Besides when I was imagining coming back home, I realized I don’t have an appartment anymore, I would have to start that struggle of searching and moving again and there comes a time you just want to settle down (at least for a while ).
So taken everything together I thought, well I just stay bit longer
to finish work then I am at ease when coming back and can enjoy catching up with family and friends even more!

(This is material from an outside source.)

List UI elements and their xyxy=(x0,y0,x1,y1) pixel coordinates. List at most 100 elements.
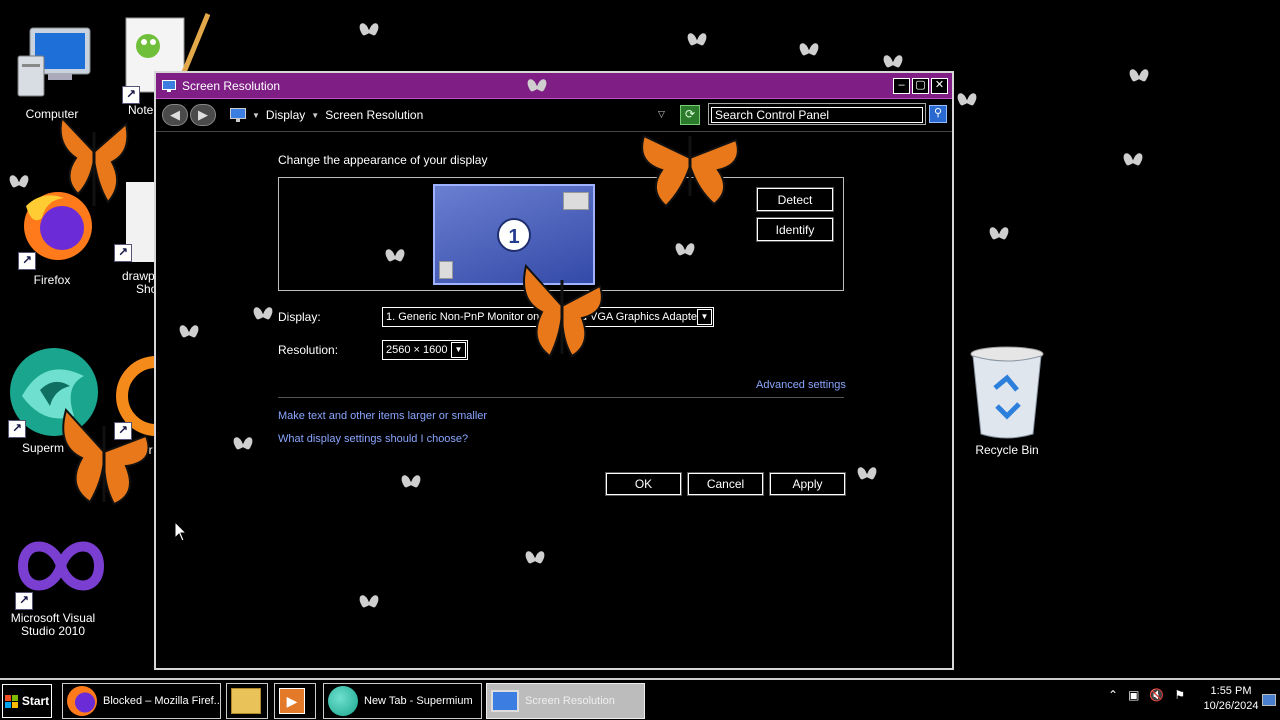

Last story before ending: I mentioned before of coming back from a party. Well I got the occasion to go to 2 parties so far. One was a cocktail party for Jack’s birthday (the technical assistant of the lab) and the other was a house-warming of my boxing partner Emily. Well, the saying is true that Aussies drink a lot! Both parties nothing happened, it was just all about drinking, one after another! It was really amazing how much they enjoyed drinking, not enjoying their drink but there lots of drinks. The cocktail party was still ok, there was a non-alcohol punch too and the 2 cocktails I had, and made me already very dizzy 😱, were tasty (forgot the names, something pink with vodka and cranberry juice and the other was brown with icecream). But the “audience” at Emily’s party was younger and the whole kitchen was full of all kinds of drinks. There were big Eskis (as they call there iceboxes) next to the fridge and they told me that sometimes they just fill the
bath with ice to put in the drinks! So I disappeared quite early from that party because what I like most about parties is dancing and this didn’t seem to be a dancing party and my 1 glass of champagne, mulled wine and gin tonic made me already quite unstable (but it was that night that I had my close encounter with my kangaroo friends, so it ended nevertheless spectacular!)
So, that was it for now. I have to go home now because I have rising dough in the fridge to make Beerflatbread (kind of Naan) and will make some muffins at the same time (lots of space in my oven). Battle against the no-fat supermarket products! (Now that I have to pay attention, really amazing how many yoghurt, cookies and even bread are fatless or with reduced fat content here)
Big hugs!
Nele
Oh oh, forgot to explain the title! I just discovered something wonderful: What do you think "tea leaf reading" means? I knew it instantly and found it so fantastic. To be sure I checked the dictionary but my feeling was correct, it meant "predicting the future" and thus is the same
as our "koffiedik kijken". Cool isn't it how sayings adapt to the drinking habits of a country!